1.1 Built-in Distribution Functions

Most of the commonly used distributions functions are built-in in R (See the online help of distributions for details.)

  • beta : dbeta()
  • binomial : dbinom()
  • Cauchy : dcauchy()
  • chi-squared : dchisq()
  • exponential : dexp()
  • F : df()
  • gamma : dgamma()
  • geometric : `dgeom
  • hypergeometric : dhyper()
  • log-normal : dlnorm()
  • multinomial : dmultinom()
  • negative binomial : dnbinom()
  • normal : dnorm()
  • Poisson : dpois()
  • Student’s t : dt()
  • uniform : dunif()
  • Weibull : dweibull()

and there are more of them in various packages.


1.2 The 4 Operations upon Distibutions

There are 4 common operations that generally apply to every distributions.

  • d<dist>(x, <args>) : for probability density function (PDF)
  • p<dist>(q, <args>) : for cumulative distribution function (CDF)
  • q<dist>(p, <args>) : for quantile function, the reversed CDF
  • r<dist>(n, <args>) : for random sampling

where <dist> specifies a specific distribution and <args> represent the corresponding arguments. For examples

  • _norm(., mean, sd) for Normal[mean,sd] and
  • _binom(., size, prob) for Binomial[size,prob].

These distribution operation function will be elaborated in the following sections.



2. Prob.

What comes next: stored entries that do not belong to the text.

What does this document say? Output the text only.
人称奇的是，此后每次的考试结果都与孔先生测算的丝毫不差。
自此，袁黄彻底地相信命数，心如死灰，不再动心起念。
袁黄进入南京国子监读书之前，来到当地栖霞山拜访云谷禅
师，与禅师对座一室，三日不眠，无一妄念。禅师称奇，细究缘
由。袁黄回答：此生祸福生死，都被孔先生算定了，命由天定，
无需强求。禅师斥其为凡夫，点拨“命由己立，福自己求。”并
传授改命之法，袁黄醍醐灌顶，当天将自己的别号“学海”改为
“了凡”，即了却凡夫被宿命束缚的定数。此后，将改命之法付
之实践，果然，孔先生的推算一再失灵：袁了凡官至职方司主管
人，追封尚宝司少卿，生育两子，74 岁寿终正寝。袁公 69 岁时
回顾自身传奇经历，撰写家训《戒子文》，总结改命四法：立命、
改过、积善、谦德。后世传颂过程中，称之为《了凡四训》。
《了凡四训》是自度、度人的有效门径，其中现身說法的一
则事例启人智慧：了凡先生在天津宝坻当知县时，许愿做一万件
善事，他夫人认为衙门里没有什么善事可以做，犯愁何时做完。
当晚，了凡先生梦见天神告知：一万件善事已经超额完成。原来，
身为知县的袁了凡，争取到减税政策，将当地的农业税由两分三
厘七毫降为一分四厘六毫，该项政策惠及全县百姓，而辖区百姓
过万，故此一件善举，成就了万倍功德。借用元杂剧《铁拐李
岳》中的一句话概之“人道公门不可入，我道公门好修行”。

Density Function (PDF) - d<dist>

For a continuous distribution such as dnorm(x, mean, sd) returns the probability density at x for Normal[mean,sd].

For a discrete distribution such as dbinom(x, size, prob) returns the probability at x for Binomial[size,prob].

Usually the d functions are used to plot PDF.

par(mfrow=c(1,2), cex=0.7)
curve(dnorm(x), -4, 4,
      main="PDF of Normal[0,1]", ylab="density")
barplot(dbinom(1:10,10,0.5),names=1:10, 
        main="PDF of Bonomial[10,0.5]", ylab="probability", xlab="x")

🦋 DISCUSSION :

Try to elaborate the difference between the continuous and discrete distributions in the following aspects …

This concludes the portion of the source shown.